Interrogée par De Standaard, une danseuse raconte la manipulation dont elle a fait l’objet quand elle travaillait pour Fabre. Son témoignage anonyme est accablant pour l’artiste. « À moment donné, Fabre m’a demandé de participer à un projet photographique qui aurait lieu chez lui. Il payerait en liquide et ce serait sans contrat. Le concept était que je me masturberais, mais qu’il ne photographierait que mes yeux. Ce n’était pas clair si je devais faire semblant ou si tout devait être vrai. J’étais sous pression pour dire oui, parce que c’était peut-être une opportunité pour autre chose. »

« Lors de ces séances photo, il m’offrait du vin et plus aussi de la cocaïne, en me poussant à en prendre. Je n’avais jamais consommé de drogue de ma vie, mais je me sentais tellement mal à l’aise et gênée, que j’ai accepté la cocaïne, dans l’espoir que cela faciliterait les choses », raconte-t-elle.

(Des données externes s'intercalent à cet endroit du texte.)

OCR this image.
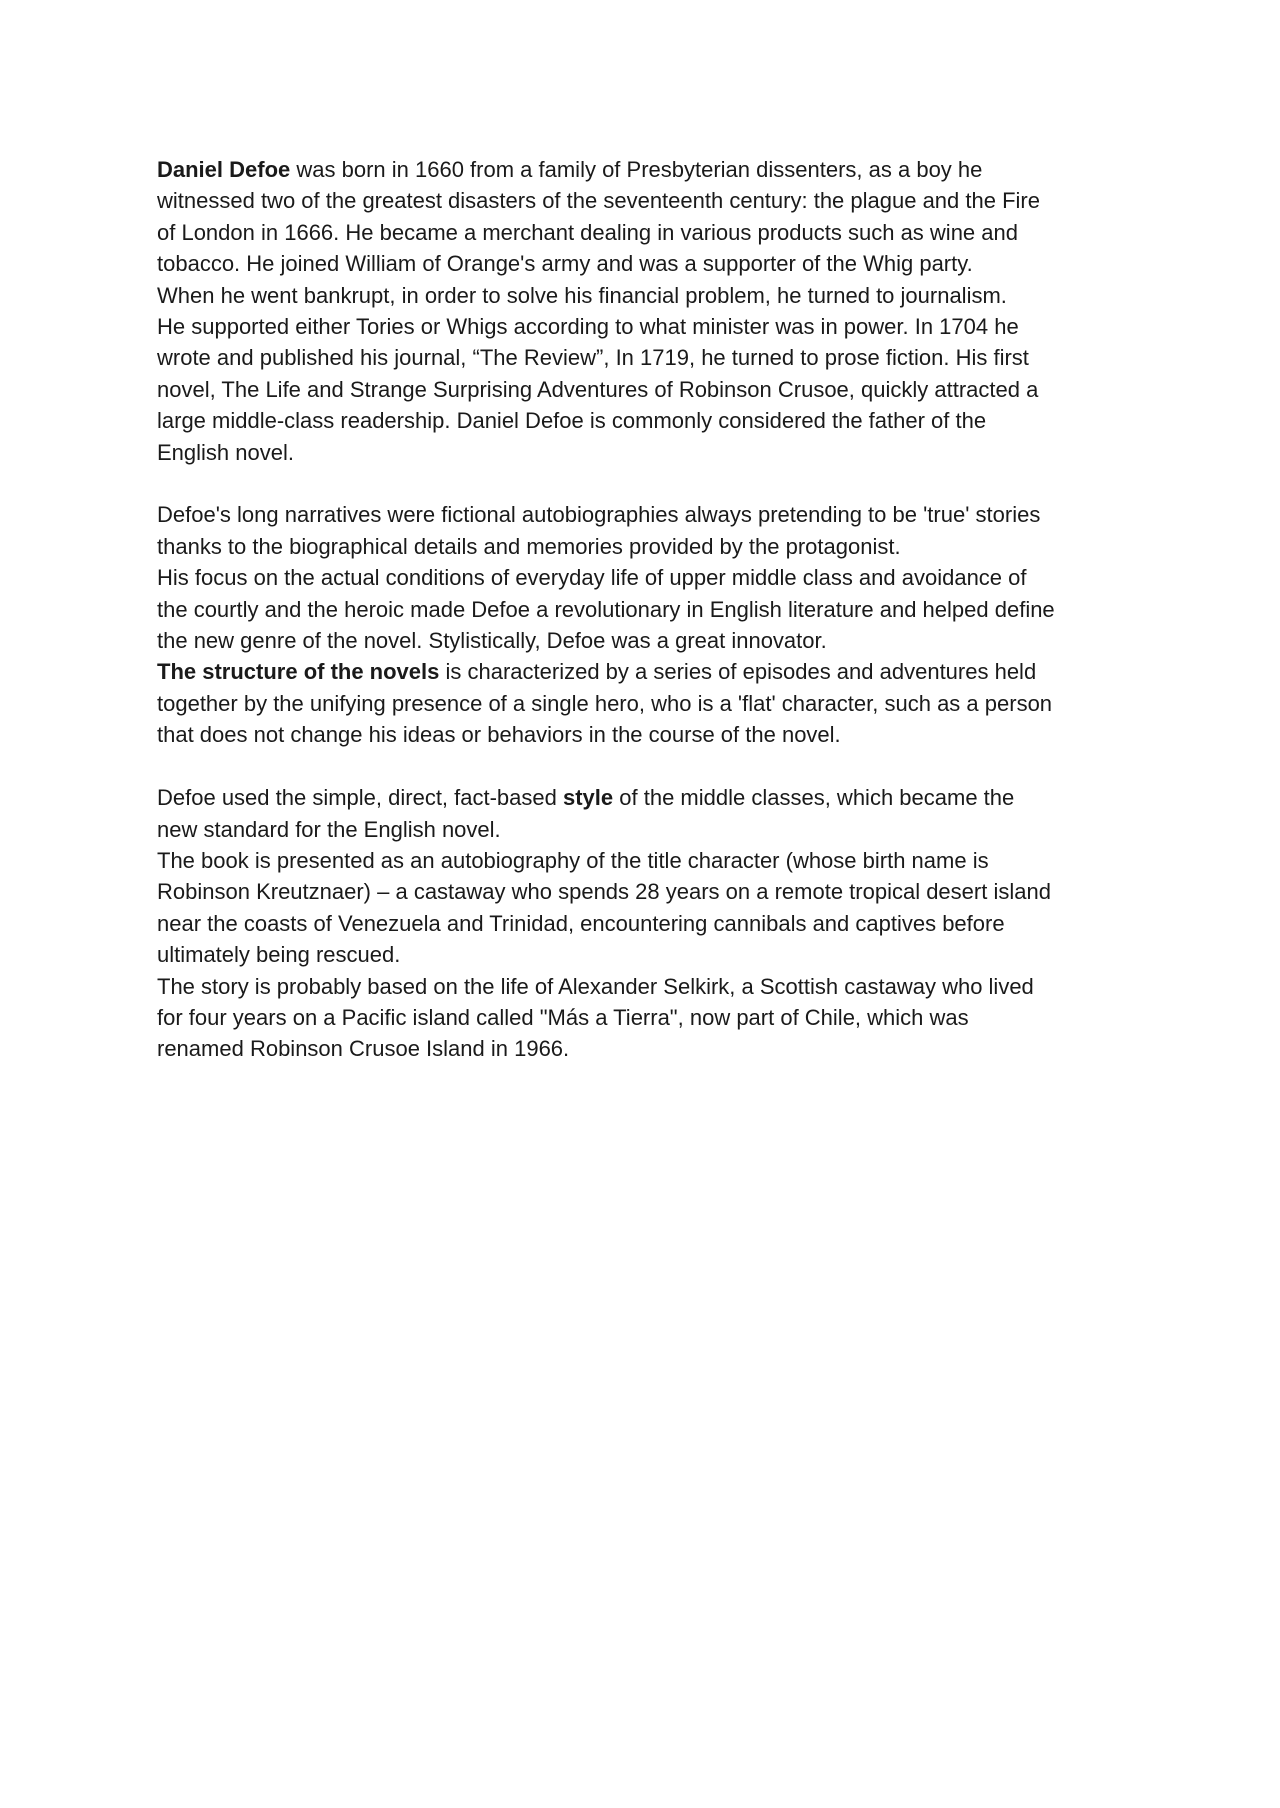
Daniel Defoe was born in 1660 from a family of Presbyterian dissenters, as a boy he
witnessed two of the greatest disasters of the seventeenth century: the plague and the Fire
of London in 1666. He became a merchant dealing in various products such as wine and
tobacco. He joined William of Orange's army and was a supporter of the Whig party.
When he went bankrupt, in order to solve his financial problem, he turned to journalism.
He supported either Tories or Whigs according to what minister was in power. In 1704 he
wrote and published his journal, “The Review”, In 1719, he turned to prose fiction. His first
novel, The Life and Strange Surprising Adventures of Robinson Crusoe, quickly attracted a
large middle-class readership. Daniel Defoe is commonly considered the father of the
English novel.

Defoe's long narratives were fictional autobiographies always pretending to be 'true' stories
thanks to the biographical details and memories provided by the protagonist.
His focus on the actual conditions of everyday life of upper middle class and avoidance of
the courtly and the heroic made Defoe a revolutionary in English literature and helped define
the new genre of the novel. Stylistically, Defoe was a great innovator.
The structure of the novels is characterized by a series of episodes and adventures held
together by the unifying presence of a single hero, who is a 'flat' character, such as a person
that does not change his ideas or behaviors in the course of the novel.

Defoe used the simple, direct, fact-based style of the middle classes, which became the
new standard for the English novel.
The book is presented as an autobiography of the title character (whose birth name is
Robinson Kreutznaer) – a castaway who spends 28 years on a remote tropical desert island
near the coasts of Venezuela and Trinidad, encountering cannibals and captives before
ultimately being rescued.
The story is probably based on the life of Alexander Selkirk, a Scottish castaway who lived
for four years on a Pacific island called "Más a Tierra", now part of Chile, which was
renamed Robinson Crusoe Island in 1966.
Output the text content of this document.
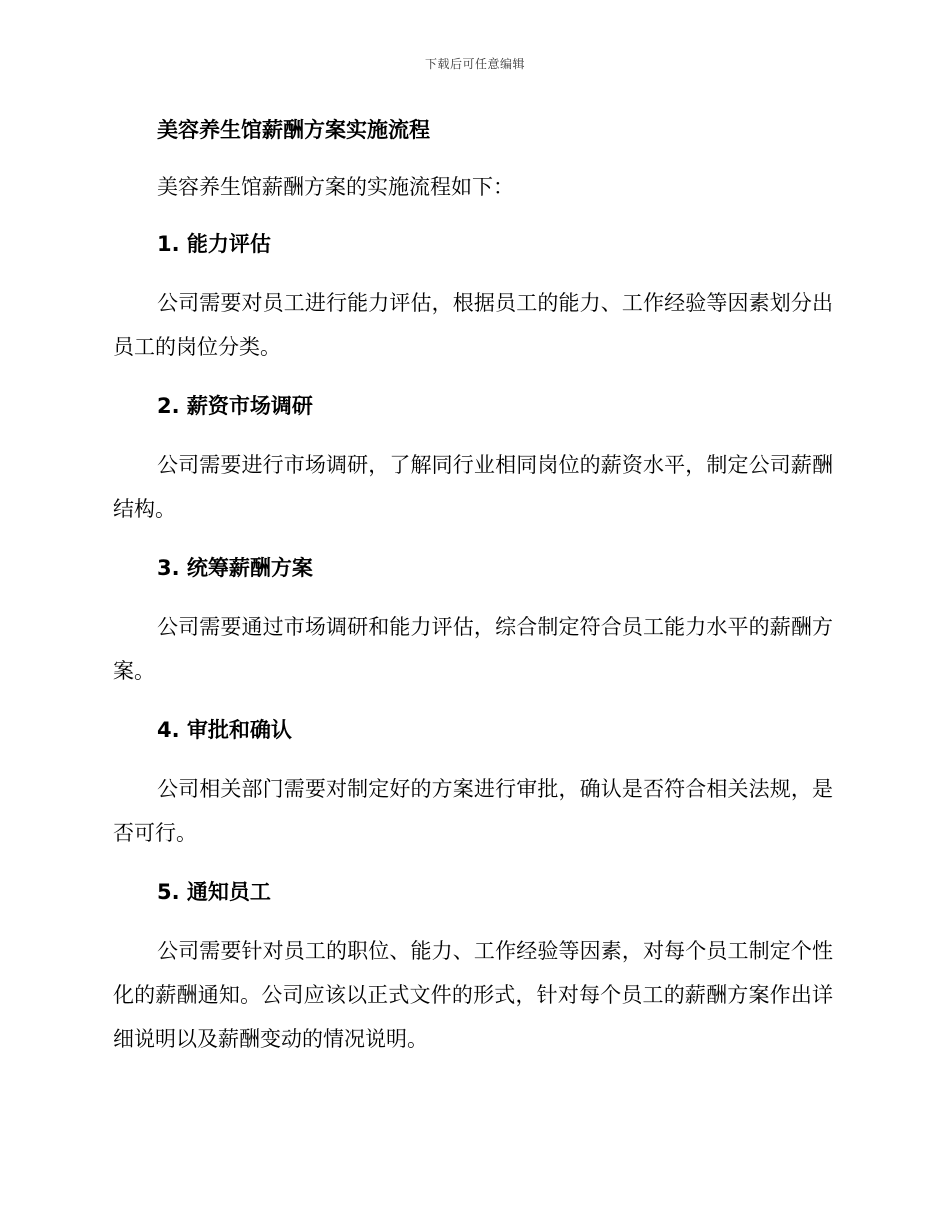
下载后可任意编辑
美容养生馆薪酬方案实施流程

美容养生馆薪酬方案的实施流程如下：

1. 能力评估

公司需要对员工进行能力评估，根据员工的能力、工作经验等因素划分出员工的岗位分类。

2. 薪资市场调研

公司需要进行市场调研，了解同行业相同岗位的薪资水平，制定公司薪酬结构。

3. 统筹薪酬方案

公司需要通过市场调研和能力评估，综合制定符合员工能力水平的薪酬方案。

4. 审批和确认

公司相关部门需要对制定好的方案进行审批，确认是否符合相关法规，是否可行。

5. 通知员工

公司需要针对员工的职位、能力、工作经验等因素，对每个员工制定个性化的薪酬通知。公司应该以正式文件的形式，针对每个员工的薪酬方案作出详细说明以及薪酬变动的情况说明。
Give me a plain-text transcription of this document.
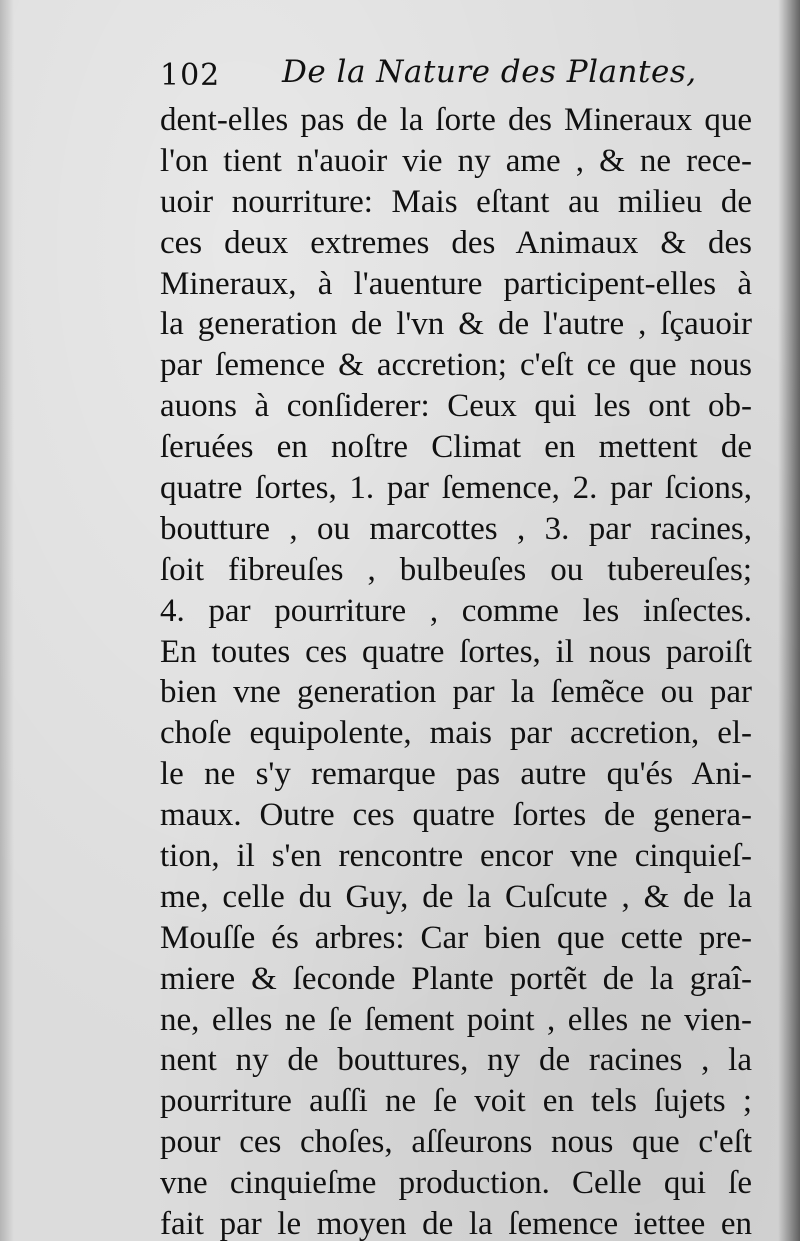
102 De la Nature des Plantes,
dent-elles pas de la ſorte des Mineraux que
l'on tient n'auoir vie ny ame , & ne rece-
uoir nourriture: Mais eſtant au milieu de
ces deux extremes des Animaux & des
Mineraux, à l'auenture participent-elles à
la generation de l'vn & de l'autre , ſçauoir
par ſemence & accretion; c'eſt ce que nous
auons à conſiderer: Ceux qui les ont ob-
ſeruées en noſtre Climat en mettent de
quatre ſortes, 1. par ſemence, 2. par ſcions,
boutture , ou marcottes , 3. par racines,
ſoit fibreuſes , bulbeuſes ou tubereuſes;
4. par pourriture , comme les inſectes.
En toutes ces quatre ſortes, il nous paroiſt
bien vne generation par la ſemẽce ou par
choſe equipolente, mais par accretion, el-
le ne s'y remarque pas autre qu'és Ani-
maux. Outre ces quatre ſortes de genera-
tion, il s'en rencontre encor vne cinquieſ-
me, celle du Guy, de la Cuſcute , & de la
Mouſſe és arbres: Car bien que cette pre-
miere & ſeconde Plante portẽt de la graî-
ne, elles ne ſe ſement point , elles ne vien-
nent ny de bouttures, ny de racines , la
pourriture auſſi ne ſe voit en tels ſujets ;
pour ces choſes, aſſeurons nous que c'eſt
vne cinquieſme production. Celle qui ſe
fait par le moyen de la ſemence iettee en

Pour la danseuse, c’est là la technique de Fabre. « Il est maître dans l’art de la manipulation, surtout de jeunes en début de carrière. Il se permet un comportement inapproprié sous prétexte de performance artistique », déclare-t-elle.

Jeudi, Fabre et sa troupe ont déploré être victimes d’un procès « sans aucune plainte officielle préalable ». La compagnie indique sur son site internet « qu’une personne de confiance » a été désignée au sein de l’entreprise et que des procédures existent pour dénoncer tout comportement inadéquat. Par ailleurs, « une frontière claire est maintenue chez Troubleyn: tout est fait dans le consentement mutuel et le respect. Personne n’est forcé de faire quoi que ce soit qui serait vécu comme inacceptable pour lui ou elle ».